The Great Forgetting

by | Dec 21, 2021

My partner of the last 20 years entered memory care last April.  Don had been in assisted living in a senior apartment. The move to memory care was triggered by his night-wandering, a situation that can’t be tolerated in a senior  community.

It necessitated a sudden move and was quite upsetting to his two daughters and me who make up his care team.  Though Don has been grappling with progressive cognitive impairment, he is high functioning in many ways.  He doesn’t read voraciously as was his pattern for most of his life, but he still carries on a good conversation, enjoys social interactions, and has a great sense of humor.  However, increasingly, he can’t remember.

He can’t remember what he just ate for lunch or dinner.

He can’t remember who just called or came to visit him.

He can’t always remember where he is or why, or what day it is.

And this happened after a year of Covid, with months of lockdown.

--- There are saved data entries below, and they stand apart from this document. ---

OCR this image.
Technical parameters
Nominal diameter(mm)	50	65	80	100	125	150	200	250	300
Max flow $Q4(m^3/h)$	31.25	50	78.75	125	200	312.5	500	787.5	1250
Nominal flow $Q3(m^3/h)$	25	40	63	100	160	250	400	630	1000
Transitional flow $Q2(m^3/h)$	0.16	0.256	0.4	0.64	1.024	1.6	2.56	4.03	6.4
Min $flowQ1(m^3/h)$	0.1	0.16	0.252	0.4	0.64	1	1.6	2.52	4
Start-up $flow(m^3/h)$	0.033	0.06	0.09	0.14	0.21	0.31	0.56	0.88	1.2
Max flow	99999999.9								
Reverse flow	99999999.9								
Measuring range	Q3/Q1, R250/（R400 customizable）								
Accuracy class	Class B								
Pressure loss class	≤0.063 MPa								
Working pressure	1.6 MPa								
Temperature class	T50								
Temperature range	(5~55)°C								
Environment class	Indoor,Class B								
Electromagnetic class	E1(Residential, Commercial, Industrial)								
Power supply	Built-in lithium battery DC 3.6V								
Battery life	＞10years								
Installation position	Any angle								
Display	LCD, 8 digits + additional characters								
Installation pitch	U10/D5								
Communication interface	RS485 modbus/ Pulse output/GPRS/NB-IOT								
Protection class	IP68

Nine months after his move in April to memory care I think both Don and I are coming to some acceptance.  He talks openly about not remembering things.  I bring the photo album to look at past events, and in many cases, it’s all new to him.  He feels the sadness that he’s not contributing anything. In his earlier years he was a minister and a strong social justice advocate.  I am sad as I am losing the vibrant conversations and companionship of a dear man whom I love.

I rail at this forgetting disease.  I’ve read everything I can find to help me understand it.  I listen to podcasts and seek the counsel of people who have experienced this.  I imagine myself aging and losing my memory and it scares me.  I ask myself what is the spiritual challenge that this can teach me/us?

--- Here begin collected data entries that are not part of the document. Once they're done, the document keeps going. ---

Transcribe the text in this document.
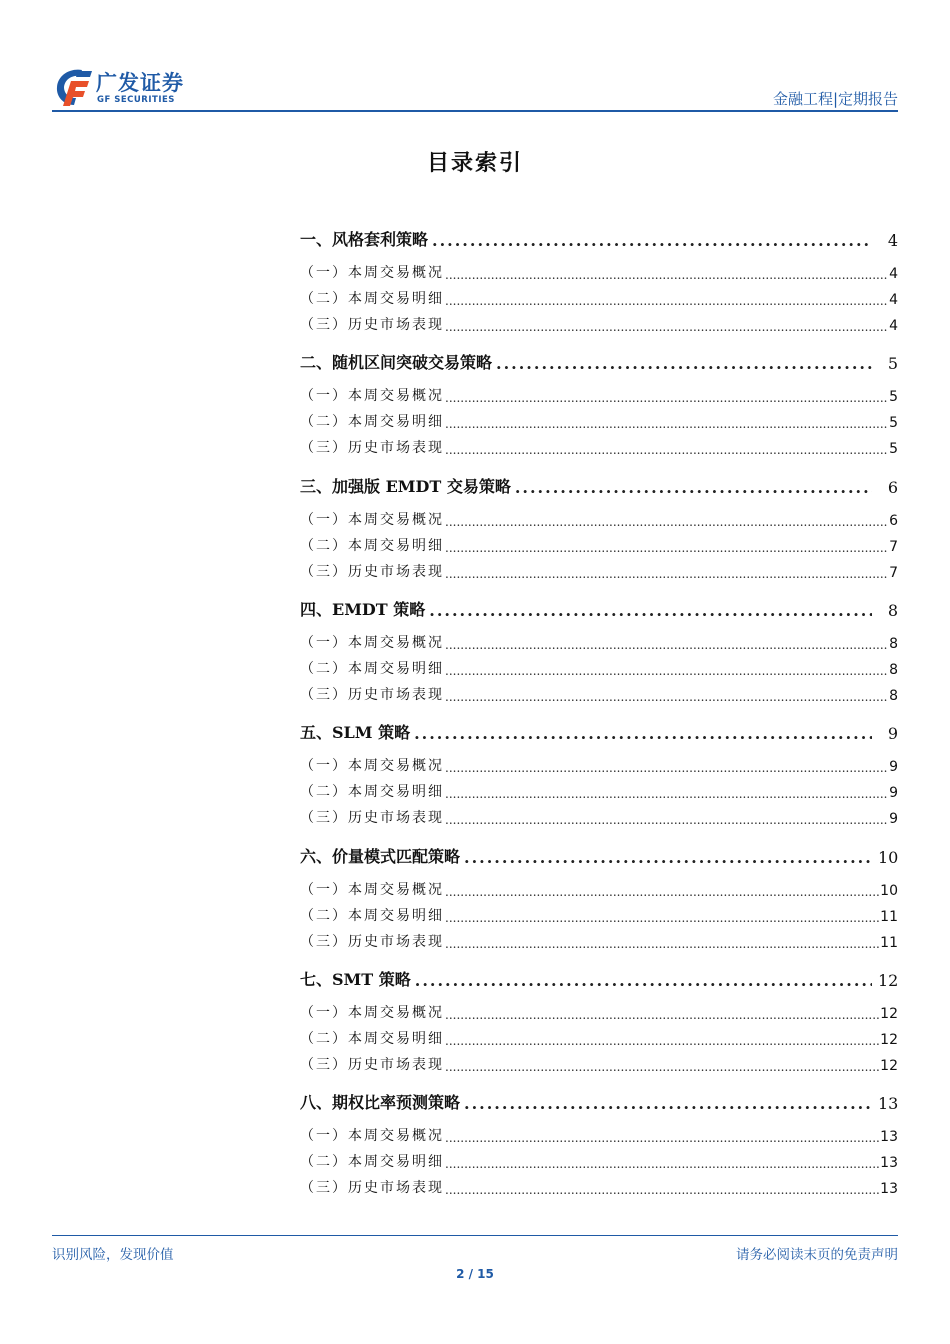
广发证券
GF SECURITIES	金融工程|定期报告
目录索引
一、风格套利策略 .....	4
（一）本周交易概况 .....	4
（二）本周交易明细 .....	4
（三）历史市场表现 .....	4
二、随机区间突破交易策略 .....	5
（一）本周交易概况 .....	5
（二）本周交易明细 .....	5
（三）历史市场表现 .....	5
三、加强版 EMDT 交易策略 .....	6
（一）本周交易概况 .....	6
（二）本周交易明细 .....	7
（三）历史市场表现 .....	7
四、EMDT 策略 .....	8
（一）本周交易概况 .....	8
（二）本周交易明细 .....	8
（三）历史市场表现 .....	8
五、SLM 策略 .....	9
（一）本周交易概况 .....	9
（二）本周交易明细 .....	9
（三）历史市场表现 .....	9
六、价量模式匹配策略 .....	10
（一）本周交易概况 .....	10
（二）本周交易明细 .....	11
（三）历史市场表现 .....	11
七、SMT 策略 .....	12
（一）本周交易概况 .....	12
（二）本周交易明细 .....	12
（三）历史市场表现 .....	12
八、期权比率预测策略 .....	13
（一）本周交易概况 .....	13
（二）本周交易明细 .....	13
（三）历史市场表现 .....	13
识别风险，发现价值	请务必阅读末页的免责声明
2 / 15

Recently, when I come to visit Don, we are focused on a squirrel that is appearing regularly outside his patio doors (Don’s apartment is on ground level).  Don’s daughter, Kim, left a water dish out for her dog, Lupa, when she last visited.  A squirrel discovered it and made daily predictable visits at the “happy hour” time of day.  Don and I used to celebrate a happy hour ritual regularly as a way to check in with each other and share the day’s events.

Surprisingly now, Don anticipates the squirrel’s daily visits.  He is concerned that the water be fresh, so it won’t freeze.  I make sure the water is available and together we await the arrival of our little friend.  We laugh and Don is animated.

I realize we have what the great spiritual masters say is most essential – The Present Moment.  This may be my greatest Christmas present!